Autocorrelated Kernel Density Estimation

Christen H. Fleming and Justin M. Calabrese

2022-07-10

In this vignette we walk through autocorrelated kernel density estimation. We will assume that you have already estimated a good ctmm movement model for your data. For demonstration purposes we will be working from the results of the “Variograms and Model Selection” vignette (see vignette("variogram")). Here we will use the buffalo “Pepper” instead of “Cilla”, because Pepper has a GPS collar malfunction that can be mitigated with optimal weighting.

library(ctmm)
data(buffalo)
Pepper <- buffalo$Pepper
M.IID <- ctmm.fit(Pepper) # no autocorrelation timescales
GUESS <- ctmm.guess(Pepper,interactive=FALSE) # automated model guess
M.OUF <- ctmm.fit(Pepper,GUESS) # in general, use ctmm.select instead

M.IID is the innapropriate, IID model, which will result in a conventional kernel-density estimate, while M.OUF is the superior, continuous-velocity OUF model. Note that you want the best model for each individual, even if that differs by individual. Different movement behaviors and sampling schedules will reveal different autocorrelation structures in the data.

Now we can calculate a uniformly weighted akde object for each model.
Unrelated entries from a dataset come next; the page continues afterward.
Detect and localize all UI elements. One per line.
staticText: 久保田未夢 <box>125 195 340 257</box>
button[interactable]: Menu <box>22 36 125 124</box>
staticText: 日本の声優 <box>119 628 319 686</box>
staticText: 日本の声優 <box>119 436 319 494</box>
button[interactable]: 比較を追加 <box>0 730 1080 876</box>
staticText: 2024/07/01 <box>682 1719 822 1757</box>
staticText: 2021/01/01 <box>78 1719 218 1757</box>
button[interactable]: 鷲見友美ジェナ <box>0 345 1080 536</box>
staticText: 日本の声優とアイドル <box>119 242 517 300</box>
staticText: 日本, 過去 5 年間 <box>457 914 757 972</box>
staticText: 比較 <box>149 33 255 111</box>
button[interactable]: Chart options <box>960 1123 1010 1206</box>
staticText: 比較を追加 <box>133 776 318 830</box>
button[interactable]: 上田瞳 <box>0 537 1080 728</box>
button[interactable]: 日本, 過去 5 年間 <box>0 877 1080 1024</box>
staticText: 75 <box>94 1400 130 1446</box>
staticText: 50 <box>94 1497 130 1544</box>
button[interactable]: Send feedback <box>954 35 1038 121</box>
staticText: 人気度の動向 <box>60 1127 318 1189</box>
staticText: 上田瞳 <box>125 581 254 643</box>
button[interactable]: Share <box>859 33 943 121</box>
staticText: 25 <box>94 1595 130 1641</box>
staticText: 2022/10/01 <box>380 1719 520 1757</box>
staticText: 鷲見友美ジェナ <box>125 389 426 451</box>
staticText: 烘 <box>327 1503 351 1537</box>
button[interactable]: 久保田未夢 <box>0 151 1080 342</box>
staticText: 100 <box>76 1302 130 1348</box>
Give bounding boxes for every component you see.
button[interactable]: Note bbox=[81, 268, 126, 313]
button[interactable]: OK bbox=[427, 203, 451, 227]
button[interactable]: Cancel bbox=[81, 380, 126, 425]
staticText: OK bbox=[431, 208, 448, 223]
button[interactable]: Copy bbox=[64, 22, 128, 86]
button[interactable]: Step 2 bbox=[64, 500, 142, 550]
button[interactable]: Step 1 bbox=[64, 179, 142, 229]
KDE <- akde(Pepper,M.IID) # KDE
AKDE <- akde(Pepper,M.OUF) # AKDE

However, Pepper’s sampling schedule is anything but uniform.

# plot all sampling intervals
dt.plot(Pepper)

Keeping in mind that Pepper’s home-range crossing timescale is two weeks, we have several options for calculating optimal weights here. The exact algorithm is the easiest to implement, but it can be prohibitively slow on larger datasets (10k-100k). On the other hand, the fast algorithm can scale to extremely large datasets, but requires an appropriate choice of discrete-time grid dt argument. Here, for the fast algorithm, we need to either toss out the the tiny sampling intervals from the data or choose a tiny discrete-time grid dt argument.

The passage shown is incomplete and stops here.